A higher education in Peru
- Published: April 26, 2018
Llankay, munay, yachay.
“Live, love, learn.”
The three Incan “laws of life” served as guiding principles for the 45 travelers who participated in Yellow Springs High School’s recent service-learning trip to the South American country of Peru.
Thirty-five students, six chaperones and four accompanying adults learned a variety of words and phrases in the native Quechua language during the 10 days of their travel, according to district librarian and media specialist Eli Hurwitz, who served as one of the trip organizers and leaders.
Particularly important was the “Incan wisdom of sacred reciprocity — ayni — the belief that you do your best always and in return get the best back,” Hurwitz said in a recent interview.
“It set the tone for the service work,” agreed art teacher Elisabeth Simon, who was co-leader with Hurwitz.

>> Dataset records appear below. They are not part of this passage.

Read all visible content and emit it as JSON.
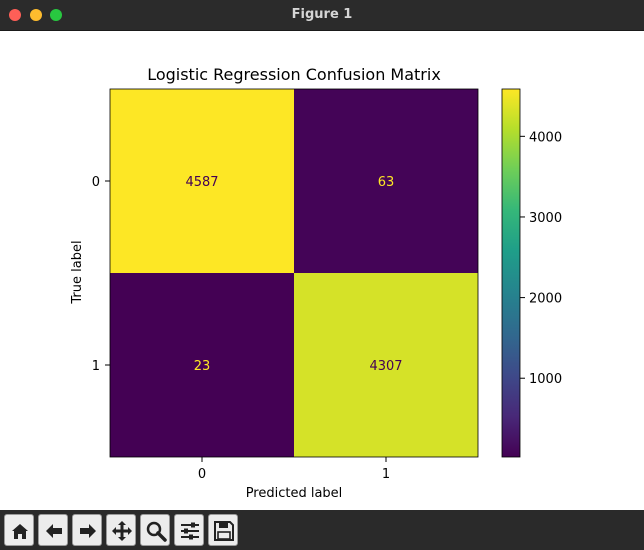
{
  "window": {
    "title": "Figure 1"
  },
  "toolbar": {
    "buttons": [
      {
        "name": "home-icon"
      },
      {
        "name": "back-arrow-icon"
      },
      {
        "name": "forward-arrow-icon"
      },
      {
        "name": "pan-move-icon"
      },
      {
        "name": "zoom-magnifier-icon"
      },
      {
        "name": "configure-subplots-icon"
      },
      {
        "name": "save-floppy-icon"
      }
    ]
  },
  "chart_data": {
    "type": "heatmap",
    "title": "Logistic Regression Confusion Matrix",
    "xlabel": "Predicted label",
    "ylabel": "True label",
    "x_categories": [
      "0",
      "1"
    ],
    "y_categories": [
      "0",
      "1"
    ],
    "values": [
      [
        4587,
        63
      ],
      [
        23,
        4307
      ]
    ],
    "colormap": "viridis",
    "colorbar": {
      "ticks": [
        1000,
        2000,
        3000,
        4000
      ],
      "tick_labels": [
        "1000",
        "2000",
        "3000",
        "4000"
      ],
      "range": [
        23,
        4587
      ]
    },
    "text_colors": {
      "on_bright": "#440154",
      "on_dark": "#fde725"
    }
  }
}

That work involved helping to construct a small, enclosed structure out of rocks and mud bricks to house activities of an indigenous women’s weaving cooperative in the country’s Sacred Valley.
The project was arranged through a nongovernmental organization, Awamaki, which connects individual and group travelers with Peruvian women working to support their families and communities through culturally relevant activities. Awamaki’s focus and reputation is what prompted the Yellow Springs group to choose Peru as their destination.
The work allows for an immersive community experience, Simon said.
“We did not work for them, we did work with them,” using shovels, pickaxes and buckets, she said.
“The service experience was by far the most meaningful thing that we did,” Simon added.
Kayla Brown, a junior, agreed.
“The best part of the trip was being able to service-learn,” she said last week.
She said the work helped abate a concern she had heading into the trip of being a tourist in a remote community.
“I didn’t want to disrupt the culture,” she said.
She also worried about not being able to speak the language. Most of the region spoke Quechua, not Spanish. But the language differences proved of little consequence, she said.
“Our minds were able to connect, and our bodies spoke,” she said.
Kiera Fogarty, a sophomore, said that one of the ways students connected with villagers was playing with the community’s children.
“They were all really sweet and wanted to interact with us,” Fogarty said of the kids.
Anna Millar, a freshman, said that doing meaningful work, and “knowing you were helping out” were important factors for her.
But the natural beauty and hiking to the top of Machu Picchu were other highlights, Millar added.
Classmate Spencer, who goes by the single name, described the experience of climbing Machu Picchu as entering a “sacred space.”
“You just feel everything stop,” the sophomore said, describing being overwhelmed by the “realization that there are other parts of the world and things you’re never going to see that are very different from here.”
The Machu Picchu hike was part of a packed itinerary that started in Lima with a tour of the city and a visit to Larco Herrera Museum, which helped put the history and culture of the region in context, Hurwitz said.
Other activities included visiting the Ollantaytambo Ruin, a market in the community of Pisac, a ceramics workshop and the Sacsayhuaman Fortress.
The pace of the trip could be a challenge, as was the constancy of spending so much time with classmates, students agreed.
Sulay Chappelle, a junior, said the experience could be overwhelming at times.
“Everyone had to keep a cool head,” he said. “That was kind of one of the biggest challenges, and one of the biggest rewards,” he said, noting how the group coalesced and grew closer over the 10 days.
Students were definitely pushed beyond their comfort zones, teacher Simon said.
Besides the constant companionship, the introduction to unfamiliar places as well as the hard, physical labor, they also saw people living without electricity and running water, she said.
In the process, she said she witnessed the group grow more resilient to challenges while exhibiting deepening empathy for each other as well as the people they met.
“I really want to emphasize that some sort of service learning would so dramatically benefit all our students,” she said.
Two years in the planning, the Peru trip cost $3,500 for each participant, according to the district. Superintendent Mario Basora said that despite the cost, almost 20 percent of the high school population participated in the trip. Still, he said he would like to see donors come forward to help more students be able to go on any future trips.
And he hopes there are more such trips. “This was a kind of vision of ours,” as such experiences help form “global change leaders of the future,” Basora told the school board Thursday, April 12, during the board’s regular meeting.
Brown, for her part, said she feels changed by the experience. “I feel like my view of the world is bigger,” she said.
Millar echoed the sentiment. “Everyone lives in their own bubble,” she said. “You go somewhere else, and you’re not so focused just on you. You can see things with a little more compassion.”